Much of it is grounded in a pompous distaste for the simple pleasures enjoyed by the uncultured masses. There is a pernicious undercurrent of contempt for what the right-on health lobby sees as vulgar consumerism during the festive period. You must stay virtuous over Christmas and resist the siren voices of big business. You are not really choosing, apparently; rather, you are a victim of advertising, and the righteous path is to think of cancer every time you are tempted by a treat.
I beg to differ. I’m far from a religious type but if you wish to experience a truly spiritual Christmas, it would be wise to ignore the health-lobby careerists. Why? Because the Bible tells us so.
The Book of Ecclesiastes advises us to enjoy life at every opportunity, because ‘there is nothing better for a person under the sun than to eat and drink and be glad’.
The Gospel of St Luke describes how the angels brought ‘tidings of great joy’ at the birth of Christ, and that it signalled a time of ‘goodwill to all men’. It didn’t talk of being a bit careful about the joy and, by the way, the righteous thing to do is to deny goodwill to as many people as possible by way of bans and restrictions. ‘Fear not’, said Gabriel to the shepherds. He didn’t say be fearful of everything your family enjoys eating.
And the clincher?
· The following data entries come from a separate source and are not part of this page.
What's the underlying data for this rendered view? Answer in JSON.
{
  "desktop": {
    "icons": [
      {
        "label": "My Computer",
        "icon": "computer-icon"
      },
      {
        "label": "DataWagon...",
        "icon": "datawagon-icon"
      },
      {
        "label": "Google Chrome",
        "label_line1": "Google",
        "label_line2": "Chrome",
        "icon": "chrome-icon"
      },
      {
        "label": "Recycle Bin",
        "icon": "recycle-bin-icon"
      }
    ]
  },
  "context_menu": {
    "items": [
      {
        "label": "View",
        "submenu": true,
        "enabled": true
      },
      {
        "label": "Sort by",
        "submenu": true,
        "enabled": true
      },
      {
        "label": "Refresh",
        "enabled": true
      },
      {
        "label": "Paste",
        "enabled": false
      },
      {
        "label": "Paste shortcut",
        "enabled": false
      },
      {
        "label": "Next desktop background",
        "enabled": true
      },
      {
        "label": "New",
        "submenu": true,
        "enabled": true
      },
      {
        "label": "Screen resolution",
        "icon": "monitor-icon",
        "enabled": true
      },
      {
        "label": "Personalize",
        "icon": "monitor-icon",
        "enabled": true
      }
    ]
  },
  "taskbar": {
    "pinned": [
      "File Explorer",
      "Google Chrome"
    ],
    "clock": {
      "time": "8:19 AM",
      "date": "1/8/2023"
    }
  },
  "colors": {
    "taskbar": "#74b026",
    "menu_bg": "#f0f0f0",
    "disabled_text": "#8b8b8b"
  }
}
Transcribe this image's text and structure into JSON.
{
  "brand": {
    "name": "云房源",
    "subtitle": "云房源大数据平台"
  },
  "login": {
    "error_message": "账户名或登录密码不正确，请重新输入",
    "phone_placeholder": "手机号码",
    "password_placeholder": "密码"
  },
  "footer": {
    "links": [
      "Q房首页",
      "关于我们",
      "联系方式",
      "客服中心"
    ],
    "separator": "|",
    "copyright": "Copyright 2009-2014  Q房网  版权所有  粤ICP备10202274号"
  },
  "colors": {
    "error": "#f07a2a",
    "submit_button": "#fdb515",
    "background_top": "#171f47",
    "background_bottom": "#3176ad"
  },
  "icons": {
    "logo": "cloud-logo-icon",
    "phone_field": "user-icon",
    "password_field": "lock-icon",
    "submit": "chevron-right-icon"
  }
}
Jesus wasn’t averse to handing out the grub so that 5,000 ‘all ate and were satisfied’. Also, his very first miracle was to turn water into wine. I rest my case.
There may very well be valid reasons why you should be watchful of your diet and consumption throughout the year, but at Christmas? No. If you want to observe Christmas and celebrate the birth of Christ in the way that the scriptures tell us to, then ignore the health police and eat, drink and be merry. It’s what the angels and Jesus himself would have wanted.
Martin Cullip is a blogger and businessman.